Q: Why did you decide to join FOH?

Dr. Toseef Din: I first heard about FOH through Dr. Jonathan Perlin, President and CEO of The Joint Commission. I met him at a conference, and he introduced me to the community. Later, Oranit walked me through FOH’s work. For me, it was an opportunity cost decision. I had to let go of other things to be part of this community. But I felt that with my experience, I could add value and also learn from global healthcare leaders.  I also do not see many people from Africa in these conversations, so I feel there is a unique opportunity to bring that perspective.

Q: On a personal level, what keeps you moving forward?

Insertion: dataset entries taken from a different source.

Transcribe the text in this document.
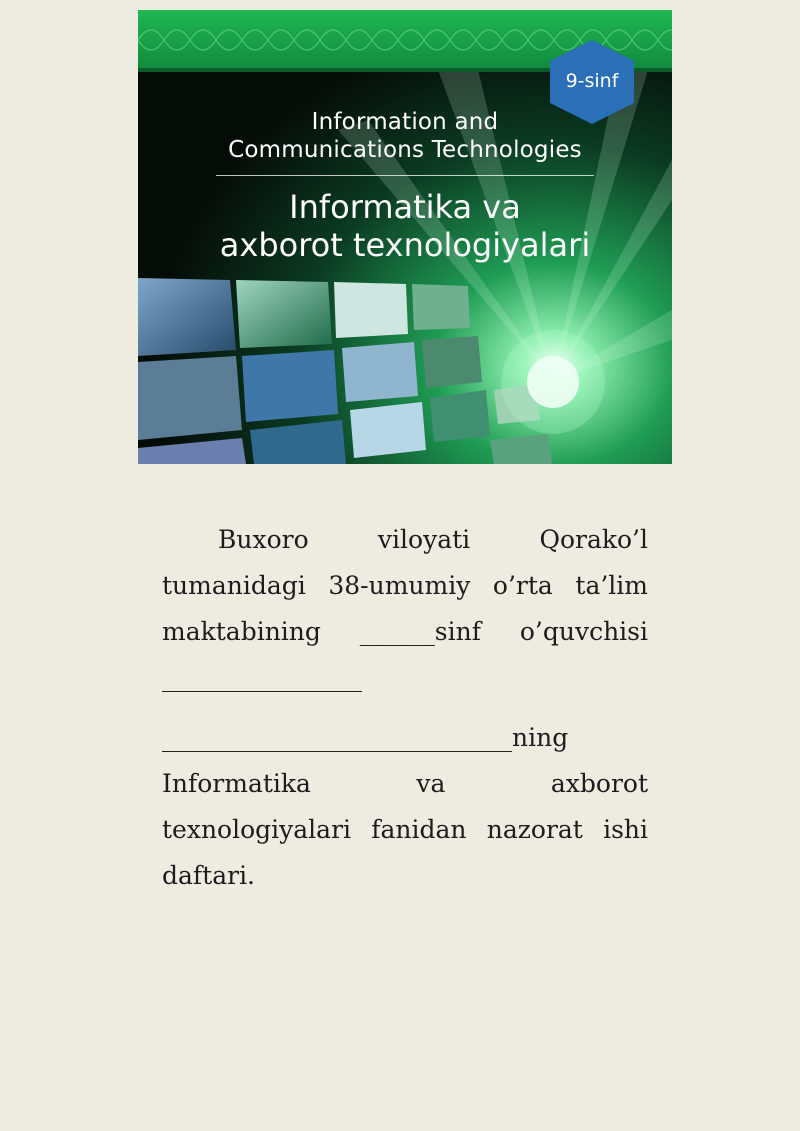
Information and
Communications Technologies
Informatika va
axborot texnologiyalari
9-sinf
Buxoro viloyati Qorako’l tumanidagi 38-umumiy o’rta ta’lim maktabining ______sinf o’quvchisi ________________
____________________________ning Informatika va axborot texnologiyalari fanidan nazorat ishi daftari.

Dr. Toseef Din: Opportunities like this are humbling because they make you pause and remember what you have done. At the same time, you realize there is still so much more to do. For me, leadership is about responsibility. It is about asking what you are building, who you are supporting, and what will remain after you move on. I am grateful for the chance to share my story, but I also see it as only one part of a much larger journey.

Dr. Din’s story is a reminder that healthcare leadership does not always begin at the bedside. Sometimes it begins with numbers, trade-offs, and the discipline to make difficult decisions in resource-constrained environments. At MP Shah Hospital, that discipline is being combined with compassion, sustainability, workforce support, and a clear commitment to expanding opportunities for women in healthcare leadership.